A polyethylene terephthalate containing 0.1 to 5.0 mol / t of a buffer derived from the compound represented by the following formula (I), wherein the polyethylene terephthalate has a carboxylic acid terminal group number of 20 eq / t or less and an intrinsic viscosity of 0.8. A germanium compound or titanium compound derived from a polycondensation catalyst having a content of 6 to 1.0, potassium and / or sodium of 0.1 to 10 mol / t, 50 to 300 ppm as a germanium element, or 0.1 as a titanium element A polyethylene terephthalate composition containing ˜20 ppm and containing 0.001% by weight or less of deposits due to catalyst residues.
POxHyMz (I)
(Here, x is an integer of 2 to 4, y is 1 or 2, z is 1 or 2, and M is potassium and / or sodium.)   A polyester composition, which is a polyester composition having a glass transition point of 90 to 120 ° C. containing 50 to 99% by weight of the polyethylene terephthalate composition according to claim 1 and 1 to 50% by weight of polyetherimide.
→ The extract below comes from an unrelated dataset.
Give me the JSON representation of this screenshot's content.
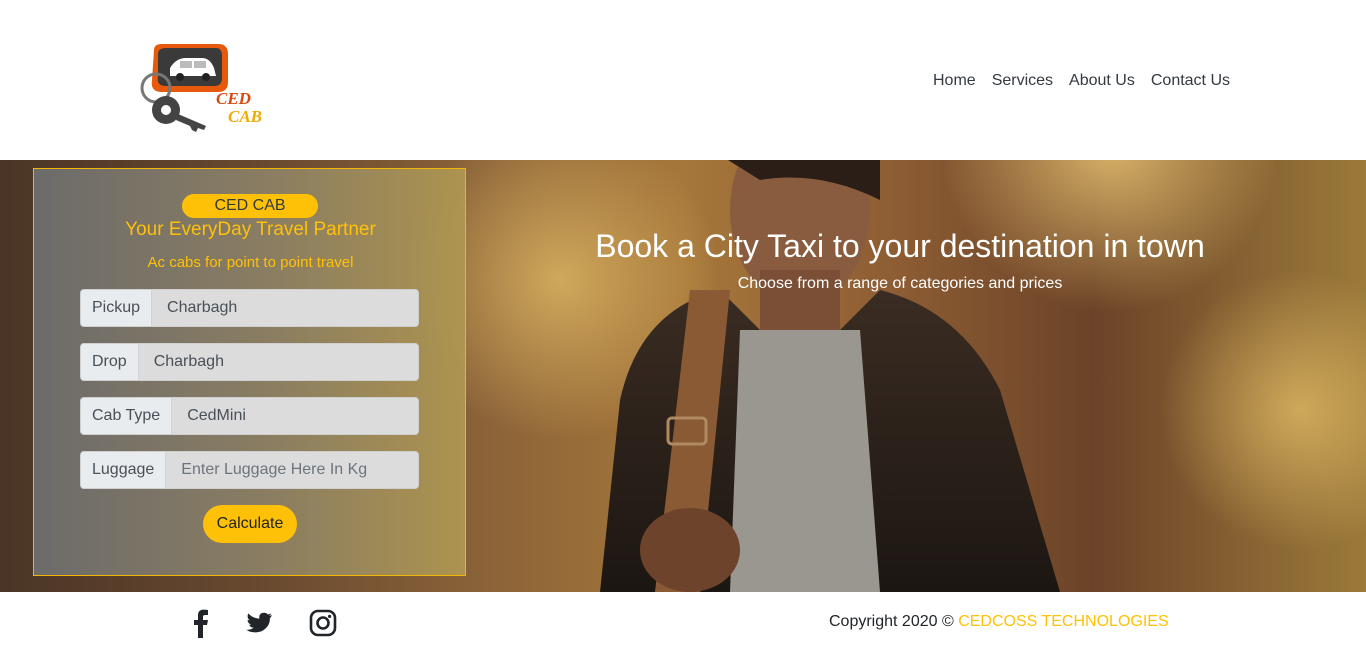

In a method for producing polyethylene terephthalate in which terephthalic acid or dimethyl terephthalate and ethylene glycol are subjected to esterification reaction or transesterification reaction, and then polycondensation reaction is performed, a germanium compound or a titanium compound derived from a polycondensation catalyst is used as a germanium element in an amount of 50 to 50 300 ppm, or 0.1 to 20 ppm as titanium element, and 0.1 to 5. 5 of a buffering agent represented by the following formula (I) between the end of the esterification reaction or transesterification reaction and the beginning of the polycondensation reaction. 0 mol / t addition, The manufacturing method of the polyethylene terephthalate composition characterized by the above-mentioned.
POxHyMz (I)
(Where x is an integer of 2 to 4, y is 1 or 2, z is 1 or 2, and M is potassium and / or sodium.)   The titanium compound is added as a titanium element as a polycondensation catalyst in an amount of 0.1 to 20 ppm, and a buffering agent is added before or after the addition of the titanium compound at intervals of 5 minutes or more. The manufacturing method of the polyethylene terephthalate composition of description. A polyester composition characterized by melting and kneading the polyethylene terephthalate composition obtained by the production method according to claim 3 or 4 and a polyetherimide at a weight ratio of 99 to 50: 1 to 50. Production method.   The biaxially stretched film which consists of a polyethylene terephthalate composition obtained by the manufacturing method of any one of Claims 3-5, or a polyester composition.   A multi-layered biaxially stretched film comprising at least the outermost layer of the film according to claim 6.   A biaxially stretched polyester film, wherein the biaxially stretched film according to claim 6 or 7 is used for electrolysis.